A few points of discussion around the methodologies behind big data and how to get the most out of it are relevant to the technically inclined:
Most big data will not always be relational; in fact, in most cases it won't be. So for those who can only grasp the concept of one data element having a direct relationship with something, for instance a policy to a claim or a claim to a reserve, this will be quite an eye opener.
In dealing with big data, there are three fundamental approaches:
- Massively parallel processing AKA MPP databases
- "Not Only SQL” better known as NoSQL frameworks
- Columnar databases. MPP and NoSQL both use cluster computing, in which a set of connected computers called nodes work together as a single system. In cluster computing, the data is divided up and stored on different computers; data processing and analysis operations are run locally, or distributed, on each machine. Columnar databases are most effective with only special types of data such as data fields that have distinct values.
MPP databases are relational, however; they are specially designed to "span" across the clusters, virtual or physical.
A NoSQL database takes a completely different approach to handling data. The largest NoSQL solution in the world today is Hadoop. Hadoop uses flexible data structure and can scale on low cost, lower performance hardware. Hadoop uses a component that is a programming model called MapReduce, which spans the processing across the nodes of the cluster. A language which looks eerily like SQL, called Hive, builds MapReduce programs in the background. But Hadoop is not for the faint of heart; you still need some database skills to use it, so unless you are a BA or DBA, this solution still requires a knowledgeable person(s) to administrate and deploy it.
The biggest piece of the puzzle not yet discussed here is algorithms. You have all the data and a database or some kind of file store that holds it, but you still need a methodology for taking and creating measurable metrics and dimensions from it.
There are tool sets that can be purchased that allow you to create algorithms around data, but most algorithms rely on some kind of filtering of the data elements, a potential algorithm to make it measurable, and a presentation layer to present it in a way that makes sense to a high level, non-technical audience.
Currently only the largest insurers have traditional policy rating and claims data that would be considered “big”, i.e. potentially unmanageable with a relational database. But insurance companies of all sizes are encountering big data from new sources, such as their website traffic, vehicle telematics programs and social media.
Most companies have IT infrastructures that were not designed for the volume of data generated by their web traffic or telematics programs. This big data is very expensive, if not impossible, to manage using existing relational databases. Companies often give up and discard it, keep only summaries or very short histories, or outsource the storage to a vendor that provides only limited reporting and analysis capabilities. These choices leave a data scientist without the means to access, leverage and integrate the big data to find new insights and value.
For example, while social media monitoring is often outsourced, the next opportunities for insurers to leverage social media data are in areas such as distribution, underwriting and claim fraud detection, all of which requires integration with internal data sources. Telematics data can help identify marketing opportunities, streamline accident reconstruction or recover auto thefts. In order to benefit from big data, insurers must gather, store and access it to discover these insights and make better decisions.
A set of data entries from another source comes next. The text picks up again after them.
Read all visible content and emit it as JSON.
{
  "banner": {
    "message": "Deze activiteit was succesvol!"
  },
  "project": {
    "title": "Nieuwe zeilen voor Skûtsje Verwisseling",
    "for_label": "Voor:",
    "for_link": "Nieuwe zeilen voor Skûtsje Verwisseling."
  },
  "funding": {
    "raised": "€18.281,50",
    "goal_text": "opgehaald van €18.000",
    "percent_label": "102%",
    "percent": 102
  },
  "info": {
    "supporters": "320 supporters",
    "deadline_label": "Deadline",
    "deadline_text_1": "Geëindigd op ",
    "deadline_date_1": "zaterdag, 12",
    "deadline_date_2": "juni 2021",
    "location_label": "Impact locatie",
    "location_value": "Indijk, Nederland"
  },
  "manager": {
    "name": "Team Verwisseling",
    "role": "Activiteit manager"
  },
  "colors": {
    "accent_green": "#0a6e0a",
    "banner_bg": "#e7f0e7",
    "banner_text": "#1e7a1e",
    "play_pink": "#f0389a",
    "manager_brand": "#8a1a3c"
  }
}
A major insight from both sides of the desk, whether in a small, midsized or large property and casualty insurance company, companies that have operational databases without a data warehouse to facilitate access for analysts and modelers have a tremendous asset they cannot leverage.A data warehouse without good tools for business analysts to access it is a significant lost opportunity.
Big data is here and companies need to figure out how to embrace it, as it will certainly provide a great deal of value as a tool in the right hands.